373 tukang becak terima santunan

Ditulis 18 Sep 2009 - 14:43 oleh Banyumas1

PURBALINGGA – Untuk meringankan beban rakyat kecil dalam menghadapi Idul Fitri, Badan Amal Zakat (Bazda) Kabupaten Purbalinga, memberikan santunan berupa sodaqoh kepada 373 tukang becak. Setiap tukang becak menerima santunan sebesar Rp 15 ribu.

Selain santunan kepada para tukang becak, Bazda juga menyalurkan zakat sebesar Rp 56.750.000.- kepada 353 anak yatim dan 25 pengurus dari lima panti asuhan.

Wakil Ketua Bazda Kabupaten Purbalingga Drs Soekarno Prasojo mengatakan, panti asuhan yang menerima zakat meliputi PADI Desa Babakan Kalimanah, Mandani Siwi Penambongan Purbalingga, Panti Asuhan Muhamadiyah Bukateja, Panti Asuhan Yusufiyah Cipawon Bukateja dan Panti Asuhan Al Maun Senon Kemangkon.

Diketakan Soekarno, total jumlah zakat yang telah disalurkan seluruhnya sebesar Rp 165.295.000. Zakat tersebut terinci  sebanyak Rp  54.450.000.- untuk 261 imam masjid dan guru ngaji di 9 Kecamatan, Rp 44.000.000.- untuk Majlis ta’lim Masjid Besar Darusalam, penyuluh agama Islam, Ponpes Arrohman dan Majlis Ta’lim al Munawaroh. Selebihnya sebesar Rp 4.500.000.- untuk salah seorang mualaf, ponpes raudatul qur’an penambongan dan bingkisan sembako untuk 20 orang.

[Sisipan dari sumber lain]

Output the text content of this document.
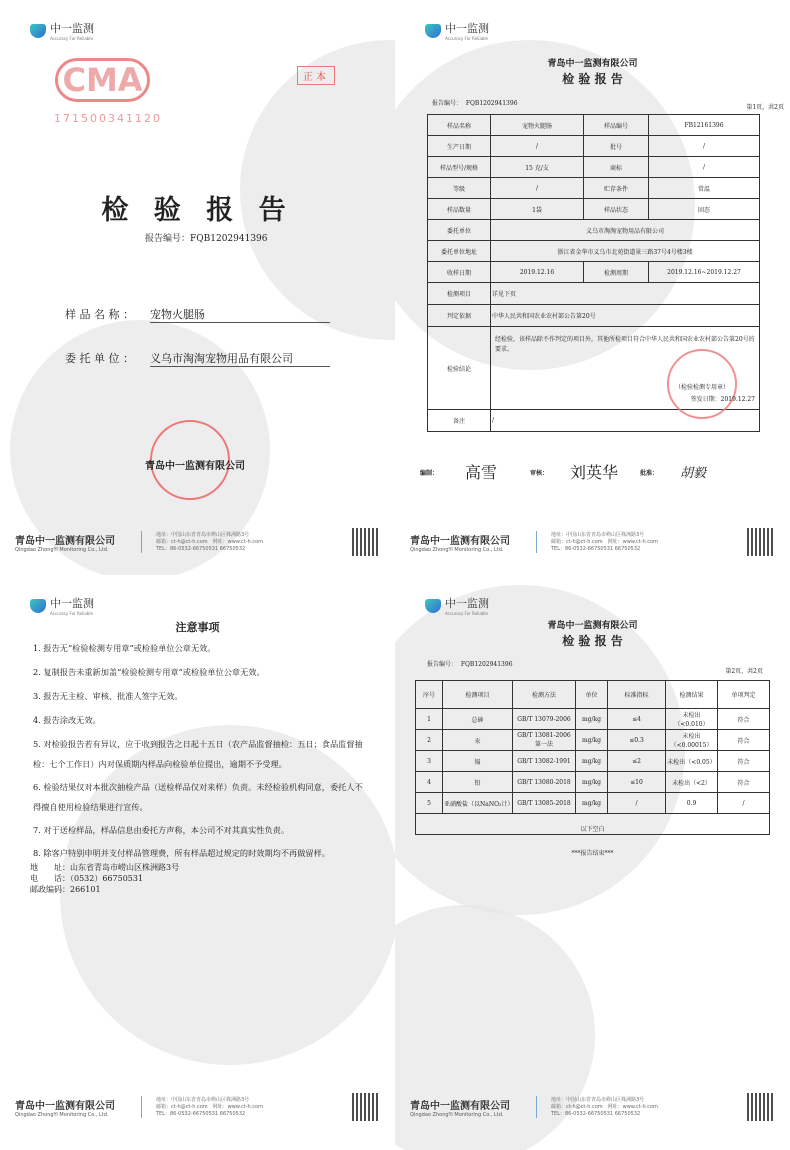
中一监测
Accuracy For Reliable
CMA
171500341120
正本
检 验 报 告
报告编号：FQB1202941396
样 品 名 称 ： 宠物火腿肠
委 托 单 位 ： 义乌市淘淘宠物用品有限公司
青岛中一监测有限公司
青岛中一监测有限公司
Qingdao ZhongYi Monitoring Co., Ltd.
地址：中国山东省青岛市崂山区株洲路3号
邮箱：ct-h@ct-h.com　网址：www.ct-h.com
TEL：86-0532-66750531 66750532
中一监测
Accuracy For Reliable
青岛中一监测有限公司
检 验 报 告
报告编号： FQB1202941396
第1页，共2页
样品名称	宠物火腿肠	样品编号	FB12161396
生产日期	/	批号	/
样品型号/规格	15 克/支	商标	/
等级	/	贮存条件	常温
样品数量	1袋	样品状态	固态
委托单位	义乌市淘淘宠物用品有限公司		
委托单位地址	浙江省金华市义乌市北苑街道景三路37号4号楼3楼		
收样日期	2019.12.16	检测周期	2019.12.16~2019.12.27
检测项目	详见下页		
判定依据	中华人民共和国农业农村部公告第20号		
检验结论	经检验，该样品除不作判定的项目外，其他所检项目符合中华人民共和国农业农村部公告第20号的要求。
（检验检测专用章）
签发日期：2019.12.27		

备注	/		
编制： 高雪	审核： 刘英华	批准： 胡毅
青岛中一监测有限公司
Qingdao ZhongYi Monitoring Co., Ltd.
地址：中国山东省青岛市崂山区株洲路3号
邮箱：ct-h@ct-h.com　网址：www.ct-h.com
TEL：86-0532-66750531 66750532
中一监测
Accuracy For Reliable
注意事项
1. 报告无“检验检测专用章”或检验单位公章无效。
2. 复制报告未重新加盖“检验检测专用章”或检验单位公章无效。
3. 报告无主检、审核、批准人签字无效。
4. 报告涂改无效。
5. 对检验报告若有异议，应于收到报告之日起十五日（农产品监督抽检：五日；食品监督抽检：七个工作日）内对保质期内样品向检验单位提出，逾期不予受理。
6. 检验结果仅对本批次抽检产品（送检样品仅对来样）负责。未经检验机构同意，委托人不得擅自使用检验结果进行宣传。
7. 对于送检样品，样品信息由委托方声称，本公司不对其真实性负责。
8. 除客户特别申明并支付样品管理费，所有样品超过规定的时效期均不再做留样。
地　　址：山东省青岛市崂山区株洲路3号
电　　话：（0532）66750531
邮政编码：266101
青岛中一监测有限公司
Qingdao ZhongYi Monitoring Co., Ltd.
地址：中国山东省青岛市崂山区株洲路3号
邮箱：ct-h@ct-h.com　网址：www.ct-h.com
TEL：86-0532-66750531 66750532
中一监测
Accuracy For Reliable
青岛中一监测有限公司
检 验 报 告
报告编号： FQB1202941396
第2页，共2页
序号	检测项目	检测方法	单位	标准指标	检测结果	单项判定
1	总砷	GB/T 13079-2006	mg/kg	≤4	未检出（<0.010）	符合
2	汞	GB/T 13081-2006 第一法	mg/kg	≤0.3	未检出（<0.00015）	符合
3	镉	GB/T 13082-1991	mg/kg	≤2	未检出（<0.05）	符合
4	铅	GB/T 13080-2018	mg/kg	≤10	未检出（<2）	符合
5	亚硝酸盐（以NaNO₂计）	GB/T 13085-2018	mg/kg	/	0.9	/
以下空白						
***报告结束***
青岛中一监测有限公司
Qingdao ZhongYi Monitoring Co., Ltd.
地址：中国山东省青岛市崂山区株洲路3号
邮箱：ct-h@ct-h.com　网址：www.ct-h.com
TEL：86-0532-66750531 66750532
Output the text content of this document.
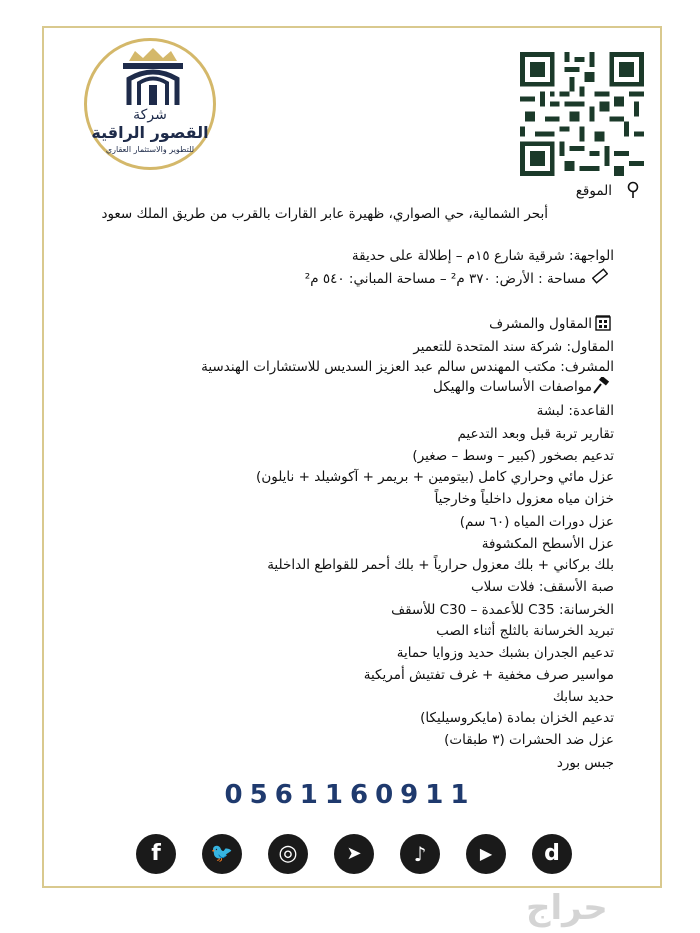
شركة
القصور الراقية
للتطوير والاستثمار العقاري
الموقع
أبحر الشمالية، حي الصواري، ظهيرة عابر القارات بالقرب من طريق الملك سعود
الواجهة: شرقية شارع ١٥م – إطلالة على حديقة
مساحة : الأرض: ٣٧٠ م² – مساحة المباني: ٥٤٠ م²
المقاول والمشرف
المقاول: شركة سند المتحدة للتعمير
المشرف: مكتب المهندس سالم عبد العزيز السديس للاستشارات الهندسية
مواصفات الأساسات والهيكل
القاعدة: لبشة
تقارير تربة قبل وبعد التدعيم
تدعيم بصخور (كبير – وسط – صغير)
عزل مائي وحراري كامل (بيتومين + بريمر + آكوشيلد + نايلون)
خزان مياه معزول داخلياً وخارجياً
عزل دورات المياه (٦٠ سم)
عزل الأسطح المكشوفة
بلك بركاني + بلك معزول حرارياً + بلك أحمر للقواطع الداخلية
صبة الأسقف: فلات سلاب
الخرسانة: C35 للأعمدة – C30 للأسقف
تبريد الخرسانة بالثلج أثناء الصب
تدعيم الجدران بشبك حديد وزوايا حماية
مواسير صرف مخفية + غرف تفتيش أمريكية
حديد سابك
تدعيم الخزان بمادة (مايكروسيليكا)
عزل ضد الحشرات (٣ طبقات)
جبس بورد
0561160911
f	🐦	◎	➤	♪	▶	d
حراج
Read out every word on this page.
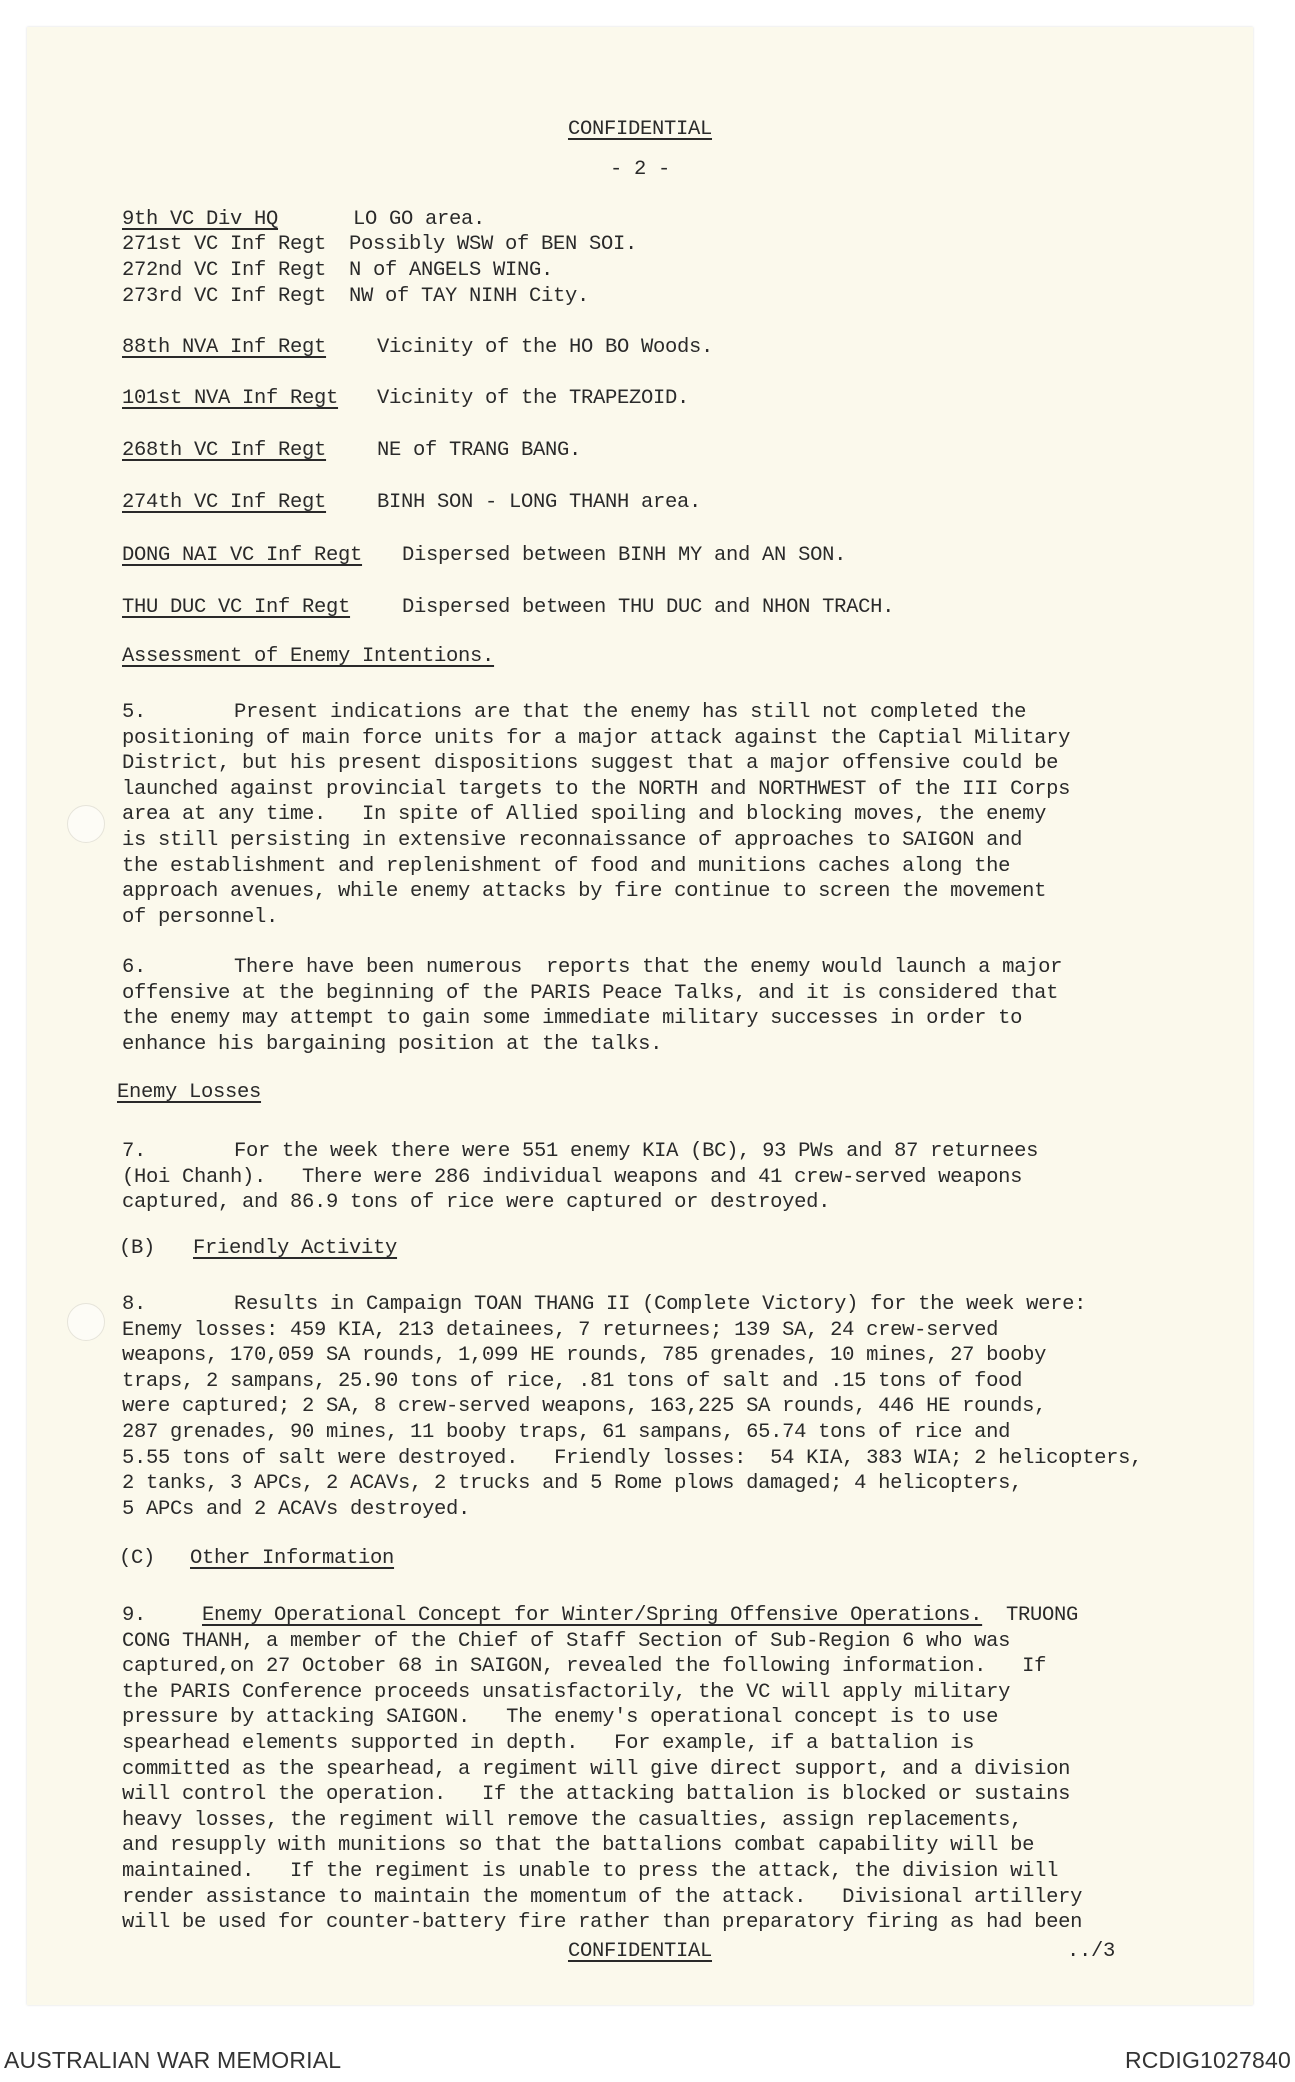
CONFIDENTIAL
- 2 -
9th VC Div HQ	LO GO area.
271st VC Inf Regt Possibly WSW of BEN SOI.
272nd VC Inf Regt N of ANGELS WING.
273rd VC Inf Regt NW of TAY NINH City.
88th NVA Inf Regt Vicinity of the HO BO Woods.
101st NVA Inf Regt Vicinity of the TRAPEZOID.
268th VC Inf Regt NE of TRANG BANG.
274th VC Inf Regt BINH SON - LONG THANH area.
DONG NAI VC Inf Regt Dispersed between BINH MY and AN SON.
THU DUC VC Inf Regt	Dispersed between THU DUC and NHON TRACH.
Assessment of Enemy Intentions.
5.	Present indications are that the enemy has still not completed the
positioning of main force units for a major attack against the Captial Military
District, but his present dispositions suggest that a major offensive could be
launched against provincial targets to the NORTH and NORTHWEST of the III Corps
area at any time.   In spite of Allied spoiling and blocking moves, the enemy
is still persisting in extensive reconnaissance of approaches to SAIGON and
the establishment and replenishment of food and munitions caches along the
approach avenues, while enemy attacks by fire continue to screen the movement
of personnel.
6.	There have been numerous  reports that the enemy would launch a major
offensive at the beginning of the PARIS Peace Talks, and it is considered that
the enemy may attempt to gain some immediate military successes in order to
enhance his bargaining position at the talks.
Enemy Losses
7.	For the week there were 551 enemy KIA (BC), 93 PWs and 87 returnees
(Hoi Chanh).   There were 286 individual weapons and 41 crew-served weapons
captured, and 86.9 tons of rice were captured or destroyed.
(B) Friendly Activity
8.	Results in Campaign TOAN THANG II (Complete Victory) for the week were:
Enemy losses: 459 KIA, 213 detainees, 7 returnees; 139 SA, 24 crew-served
weapons, 170,059 SA rounds, 1,099 HE rounds, 785 grenades, 10 mines, 27 booby
traps, 2 sampans, 25.90 tons of rice, .81 tons of salt and .15 tons of food
were captured; 2 SA, 8 crew-served weapons, 163,225 SA rounds, 446 HE rounds,
287 grenades, 90 mines, 11 booby traps, 61 sampans, 65.74 tons of rice and
5.55 tons of salt were destroyed.   Friendly losses:  54 KIA, 383 WIA; 2 helicopters,
2 tanks, 3 APCs, 2 ACAVs, 2 trucks and 5 Rome plows damaged; 4 helicopters,
5 APCs and 2 ACAVs destroyed.
(C) Other Information
9.	Enemy Operational Concept for Winter/Spring Offensive Operations. TRUONG
CONG THANH, a member of the Chief of Staff Section of Sub-Region 6 who was
captured,on 27 October 68 in SAIGON, revealed the following information.   If
the PARIS Conference proceeds unsatisfactorily, the VC will apply military
pressure by attacking SAIGON.   The enemy's operational concept is to use
spearhead elements supported in depth.   For example, if a battalion is
committed as the spearhead, a regiment will give direct support, and a division
will control the operation.   If the attacking battalion is blocked or sustains
heavy losses, the regiment will remove the casualties, assign replacements,
and resupply with munitions so that the battalions combat capability will be
maintained.   If the regiment is unable to press the attack, the division will
render assistance to maintain the momentum of the attack.   Divisional artillery
will be used for counter-battery fire rather than preparatory firing as had been
CONFIDENTIAL	../3
AUSTRALIAN WAR MEMORIAL	RCDIG1027840
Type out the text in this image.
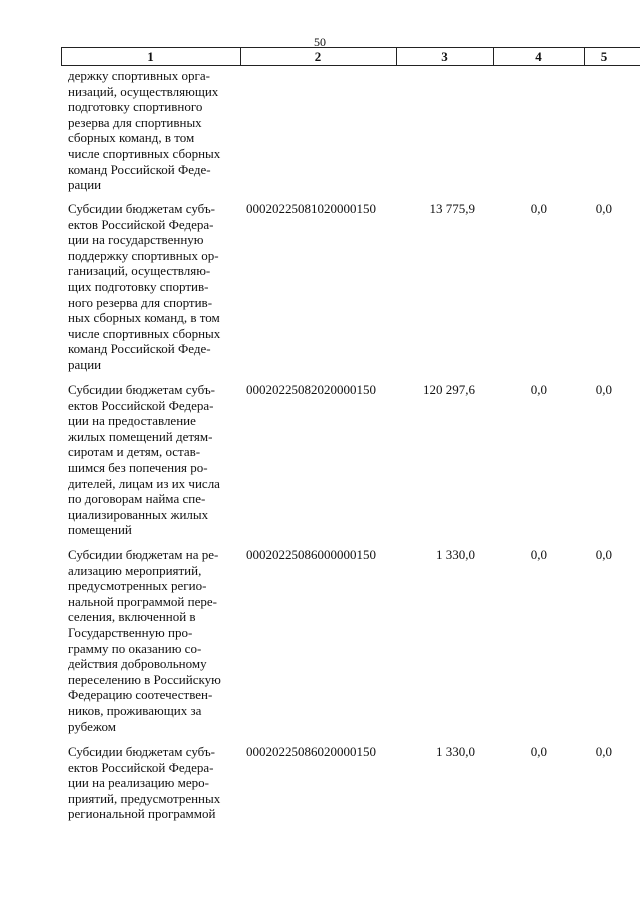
50
1	2	3	4	5
держку спортивных орга-
низаций, осуществляющих
подготовку спортивного
резерва для спортивных
сборных команд, в том
числе спортивных сборных
команд Российской Феде-
рации
Субсидии бюджетам субъ-
ектов Российской Федера-
ции на государственную
поддержку спортивных ор-
ганизаций, осуществляю-
щих подготовку спортив-
ного резерва для спортив-
ных сборных команд, в том
числе спортивных сборных
команд Российской Феде-
рации
00020225081020000150	13 775,9	0,0	0,0
Субсидии бюджетам субъ-
ектов Российской Федера-
ции на предоставление
жилых помещений детям-
сиротам и детям, остав-
шимся без попечения ро-
дителей, лицам из их числа
по договорам найма спе-
циализированных жилых
помещений
00020225082020000150	120 297,6	0,0	0,0
Субсидии бюджетам на ре-
ализацию мероприятий,
предусмотренных регио-
нальной программой пере-
селения, включенной в
Государственную про-
грамму по оказанию со-
действия добровольному
переселению в Российскую
Федерацию соотечествен-
ников, проживающих за
рубежом
00020225086000000150	1 330,0	0,0	0,0
Субсидии бюджетам субъ-
ектов Российской Федера-
ции на реализацию меро-
приятий, предусмотренных
региональной программой
00020225086020000150	1 330,0	0,0	0,0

Sekretaris Daerah Purbalingga Drs. H. Soebeno, MM atas nama Bupati pada saat memberikan sambutan menyampaikan bahwa Zakat adalah merupakan solusi yang cukup strategis bagi penanganan kemiskinan. Hal tersebut dikarenakan Zakat disamping merupakan kuwajiban atau rukun Islam bagi seorang muslim yang mampu, sekaligus mempunyai nilai social yang cukup baik.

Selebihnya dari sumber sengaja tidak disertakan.